La folle ascension de l’Union Saint-Gilloise: «Un petit club avec une grande équipe»
Arrivés à quelques jours d’intervalle en janvier 2019, Teddy Teuma et Ismaël Kandouss sont les «anciens» du vestiaire de l’Union et les témoins d’une folle ascension.
On a connu meilleur cadeau de Saint-Nicolas. Le 6 décembre 2019, c’est presque à contre-cœur qu’Ismaël Kandouss grimpe dans la voiture de son agent et voit défiler les sorties d’autoroute entre le nord de la France et la commune bruxelloise de Saint-Gilles. Le parc Duden s’échauffe pour un huitième de finale de Coupe de Belgique contre Knokke et le Franco-Marocain est convoité par l’Union. A première vue, l’attirance est loin d’être réciproque. Au point de ne pas révéler à son entourage professionnel que son père travaille et vit dans la capitale belge. «Mon objectif était de réussir en France, de trouver un club en Ligue 2, rembobine Kandouss, assis dans un sofa du bureau du staff sous la tribune principale du stade Joseph Marien. L’Union, quand mon agent m’en parle, je ne connais pas du tout. Finalement, je suis venu voir ce match contre Knokke, même si j’avais des a priori. J’ai vu l’ambiance, le football était sympa. Ça m’a donné envie.»

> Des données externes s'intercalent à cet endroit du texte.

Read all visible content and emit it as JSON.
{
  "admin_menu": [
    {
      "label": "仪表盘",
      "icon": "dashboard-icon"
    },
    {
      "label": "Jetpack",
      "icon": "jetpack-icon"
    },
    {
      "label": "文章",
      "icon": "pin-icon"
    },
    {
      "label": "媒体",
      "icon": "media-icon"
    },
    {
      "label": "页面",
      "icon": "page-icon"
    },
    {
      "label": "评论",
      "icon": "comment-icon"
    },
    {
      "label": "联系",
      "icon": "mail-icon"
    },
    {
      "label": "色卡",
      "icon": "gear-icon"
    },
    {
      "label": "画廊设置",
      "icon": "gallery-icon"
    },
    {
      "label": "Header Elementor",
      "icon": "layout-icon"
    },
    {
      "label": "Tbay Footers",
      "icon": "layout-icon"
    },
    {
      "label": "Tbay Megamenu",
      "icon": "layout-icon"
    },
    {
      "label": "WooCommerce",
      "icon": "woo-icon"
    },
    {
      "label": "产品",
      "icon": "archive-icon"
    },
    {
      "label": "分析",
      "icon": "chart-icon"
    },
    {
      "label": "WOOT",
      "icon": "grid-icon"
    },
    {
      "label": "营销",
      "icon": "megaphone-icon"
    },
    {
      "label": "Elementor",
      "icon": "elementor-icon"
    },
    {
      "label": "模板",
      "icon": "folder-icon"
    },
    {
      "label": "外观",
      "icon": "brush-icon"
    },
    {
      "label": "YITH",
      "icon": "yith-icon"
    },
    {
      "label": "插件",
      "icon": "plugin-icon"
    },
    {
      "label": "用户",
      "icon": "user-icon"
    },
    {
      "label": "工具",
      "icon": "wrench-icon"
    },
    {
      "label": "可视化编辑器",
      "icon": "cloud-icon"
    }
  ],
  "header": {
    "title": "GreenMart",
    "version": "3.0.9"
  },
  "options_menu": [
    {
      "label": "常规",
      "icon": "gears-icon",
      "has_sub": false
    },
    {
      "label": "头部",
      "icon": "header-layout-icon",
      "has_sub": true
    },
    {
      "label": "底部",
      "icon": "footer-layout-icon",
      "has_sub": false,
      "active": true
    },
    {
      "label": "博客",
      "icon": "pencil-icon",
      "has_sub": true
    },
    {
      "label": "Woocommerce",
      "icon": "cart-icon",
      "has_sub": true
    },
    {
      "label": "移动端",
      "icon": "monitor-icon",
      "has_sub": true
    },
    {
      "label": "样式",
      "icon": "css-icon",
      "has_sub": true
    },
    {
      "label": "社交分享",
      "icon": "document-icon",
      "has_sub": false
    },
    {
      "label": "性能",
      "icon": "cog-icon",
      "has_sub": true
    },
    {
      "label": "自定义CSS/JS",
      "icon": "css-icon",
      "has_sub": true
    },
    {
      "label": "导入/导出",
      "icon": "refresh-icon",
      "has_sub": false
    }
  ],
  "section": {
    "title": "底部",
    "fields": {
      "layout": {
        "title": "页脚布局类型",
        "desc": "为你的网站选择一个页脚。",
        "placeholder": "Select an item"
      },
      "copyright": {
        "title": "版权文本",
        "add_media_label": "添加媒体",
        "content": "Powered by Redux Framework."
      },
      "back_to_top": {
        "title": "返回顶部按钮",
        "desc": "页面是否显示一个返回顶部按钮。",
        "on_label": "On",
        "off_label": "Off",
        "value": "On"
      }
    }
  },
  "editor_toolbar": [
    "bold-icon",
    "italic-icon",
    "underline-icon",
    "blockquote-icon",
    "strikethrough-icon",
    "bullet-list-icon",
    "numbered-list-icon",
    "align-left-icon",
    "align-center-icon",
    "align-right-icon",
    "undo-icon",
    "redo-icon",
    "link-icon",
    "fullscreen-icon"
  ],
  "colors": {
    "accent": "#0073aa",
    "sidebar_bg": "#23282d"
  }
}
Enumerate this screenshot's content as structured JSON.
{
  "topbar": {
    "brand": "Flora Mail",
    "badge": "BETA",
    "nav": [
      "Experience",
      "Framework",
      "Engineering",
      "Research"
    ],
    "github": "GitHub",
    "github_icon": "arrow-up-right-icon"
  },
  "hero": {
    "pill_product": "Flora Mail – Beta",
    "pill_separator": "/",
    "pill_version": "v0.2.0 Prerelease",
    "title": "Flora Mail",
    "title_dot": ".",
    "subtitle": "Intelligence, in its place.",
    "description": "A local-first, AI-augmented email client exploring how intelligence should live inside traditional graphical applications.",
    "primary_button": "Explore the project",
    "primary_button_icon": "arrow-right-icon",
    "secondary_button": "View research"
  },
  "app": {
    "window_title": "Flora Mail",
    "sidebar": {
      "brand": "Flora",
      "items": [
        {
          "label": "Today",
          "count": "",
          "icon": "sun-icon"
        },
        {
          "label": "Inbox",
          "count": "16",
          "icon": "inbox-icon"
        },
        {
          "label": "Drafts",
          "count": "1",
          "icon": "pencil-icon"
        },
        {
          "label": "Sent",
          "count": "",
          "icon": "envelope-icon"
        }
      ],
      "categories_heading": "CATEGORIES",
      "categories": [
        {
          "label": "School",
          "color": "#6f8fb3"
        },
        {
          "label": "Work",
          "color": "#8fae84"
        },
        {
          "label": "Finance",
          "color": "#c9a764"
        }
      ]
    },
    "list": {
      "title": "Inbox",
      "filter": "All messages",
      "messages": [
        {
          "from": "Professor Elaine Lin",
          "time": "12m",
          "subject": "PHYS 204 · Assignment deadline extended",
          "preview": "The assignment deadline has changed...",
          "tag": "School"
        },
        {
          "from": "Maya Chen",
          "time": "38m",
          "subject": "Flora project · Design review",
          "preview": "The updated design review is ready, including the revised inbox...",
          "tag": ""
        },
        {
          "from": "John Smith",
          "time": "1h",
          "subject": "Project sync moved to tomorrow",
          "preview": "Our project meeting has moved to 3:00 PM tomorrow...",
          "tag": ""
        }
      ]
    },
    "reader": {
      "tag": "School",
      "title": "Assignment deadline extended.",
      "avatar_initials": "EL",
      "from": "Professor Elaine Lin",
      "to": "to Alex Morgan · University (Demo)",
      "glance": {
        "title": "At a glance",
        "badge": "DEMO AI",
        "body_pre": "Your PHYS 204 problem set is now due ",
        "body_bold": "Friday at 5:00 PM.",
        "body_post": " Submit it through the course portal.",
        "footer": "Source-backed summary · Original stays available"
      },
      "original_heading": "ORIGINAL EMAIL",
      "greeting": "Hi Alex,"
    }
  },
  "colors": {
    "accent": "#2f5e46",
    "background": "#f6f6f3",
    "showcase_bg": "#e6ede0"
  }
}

«Isma» signe le 14 janvier 2019, quelques jours avant Teddy Teuma, tout aussi peu emballé par cette deuxième division belge à huit équipes et à l’allure de mouroir. «C’est vrai qu’on m’avait vendu un projet avec le rachat par le patron de Brighton, embraie le capitaine. Mais ce qui a vraiment fait la différence, c’était le discours du coach. Il m’a décrit avec une précision folle. Il avait compris mon jeu, ce que je devais améliorer.»
Sans Luka Elsner, entraîneur des Saint-Gillois cette année-là, Ismaël Kandouss et Teddy Teuma n’auraient peut-être jamais porté le maillot de l’Union. Quatre années plus tard, pourtant, ils l’enfilent toujours. Les bourbiers de la deuxième division belge ont cédé la place à la Coupe d’Europe, avec un quart de finale historique contre les Allemands de Leverkusen dans le viseur. Une longévité qui fait des deux tauliers du vestiaire des témoins privilégiés d’un décollage vers les sommets. Rencontre.
Sur le papier, le projet avait quand même de quoi plaire: quelques solides joueurs, une demi-finale de Coupe de Belgique à jouer, des ambitions de montée. Qu’est-ce qui a fini par vous séduire, outre le discours du coach?
Teddy Teuma: Comme le club m’avait déjà fait une première proposition à l’été précédent, j’avais commencé à suivre ses prestations du coin de l’œil. Par ailleurs, les dirigeants avaient signé quelques joueurs comme Faïz Selemani et Youssoufou Niakaté, que je connaissais des divisions inférieures en France. Je savais qu’ils étaient bons.
Ismaël Kandouss: Et puis, il y avait cette demi-finale de Coupe de Belgique quand même, en étant en D2. Ça montrait que le club était présent.
Finalement, il n’y a pas eu de montée et le coach est parti, tout comme plusieurs joueurs importants. La deuxième saison fut un peu galère. Avez-vous douté, à ce moment-là?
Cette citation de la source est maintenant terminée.